#17 às terças, quase como acaso

por TR em terça-feira, 20 de janeiro de 2009

CEREJAS
Aquele fora, até então, moço de namoricos de muitas ordens, dos que não gostava de andar de mãos vazias. Só assim ganhava ânimo para o trabalho, esse vil dever que lhe preenchia os dias com tarefas que repudiava. Quem o visse, ficava sempre surpreso com a variedade de senhoras que trazia ao lado. Vinha uma com as andorinhas, outra com o solstício de verão, outra quando as andorinhas partiam, sempre a rodar. As senhoras passeavam ao seu lado e ele, de bom grado, passeava-se com a senhora que, de entre aquelas, mais lhe aprazia.
Sempre fora assim, até à hora em que a Maria surgiu. Se era bonita? Sim, pode-se dizê-lo. Não era nenhuma rapariga de revista, como aquelas com quem tantas vezes se envolvera. Também não era soberbamente bem composta. Nem simpática como tantas…Mas pronto, picou-o, e quando deu em si já não largava a cabeça de pensar nela.

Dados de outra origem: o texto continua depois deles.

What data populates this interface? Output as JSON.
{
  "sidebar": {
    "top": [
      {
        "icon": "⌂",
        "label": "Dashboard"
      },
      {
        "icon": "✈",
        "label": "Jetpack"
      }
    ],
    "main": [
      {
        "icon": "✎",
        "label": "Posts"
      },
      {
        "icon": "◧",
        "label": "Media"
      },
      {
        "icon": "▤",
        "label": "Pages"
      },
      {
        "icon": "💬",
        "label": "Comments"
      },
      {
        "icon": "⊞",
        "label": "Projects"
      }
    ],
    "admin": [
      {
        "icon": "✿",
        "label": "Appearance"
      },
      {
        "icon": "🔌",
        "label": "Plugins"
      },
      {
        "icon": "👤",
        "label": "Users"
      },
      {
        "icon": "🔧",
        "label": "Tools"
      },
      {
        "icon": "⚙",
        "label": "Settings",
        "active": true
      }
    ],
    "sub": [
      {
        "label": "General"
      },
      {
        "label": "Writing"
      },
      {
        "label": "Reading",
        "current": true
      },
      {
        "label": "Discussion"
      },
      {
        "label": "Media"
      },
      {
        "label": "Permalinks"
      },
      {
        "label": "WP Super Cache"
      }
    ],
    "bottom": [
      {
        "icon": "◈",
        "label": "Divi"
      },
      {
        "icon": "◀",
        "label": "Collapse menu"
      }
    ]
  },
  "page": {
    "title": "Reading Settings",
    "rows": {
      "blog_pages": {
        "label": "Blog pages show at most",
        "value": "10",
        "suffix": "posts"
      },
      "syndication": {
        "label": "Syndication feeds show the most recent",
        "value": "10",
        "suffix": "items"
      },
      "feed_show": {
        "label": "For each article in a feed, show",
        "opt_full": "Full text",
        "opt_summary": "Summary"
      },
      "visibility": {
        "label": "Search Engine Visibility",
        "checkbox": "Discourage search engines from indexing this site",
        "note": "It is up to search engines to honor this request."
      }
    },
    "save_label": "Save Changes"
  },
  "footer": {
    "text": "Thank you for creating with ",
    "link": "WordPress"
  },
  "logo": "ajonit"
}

Pior ficou quando descobriu que ela já andava à sua cata há uns meses. Dali tinha de sair qualquer coisa. Meia dúzia de dias, umas quantas palavras lançadas e pronto, já estavam um com outro.

Passeavam-se pelo povoado ao domingo, de braços dados e cheios de sorrisos e histórias um para o outro. Quando se cruzavam com alguém sorriam e conversavam um pouco, para logo continuarem caminho. Depois iam para os montes
- Vamos ver o horizonte
Diziam eles, e voltavam já noite feita, com o crepúsculo passado e resguardado.
Até que um dia, encruzilhadas que na vida há, se desentenderam. Ele, com palas como um burro, não deu o braço a torcer; e a Maria, orgulhosa até aos ossos, ofendidíssima, jurou não o querer mais por par. E voltaram a fazer-se à vida.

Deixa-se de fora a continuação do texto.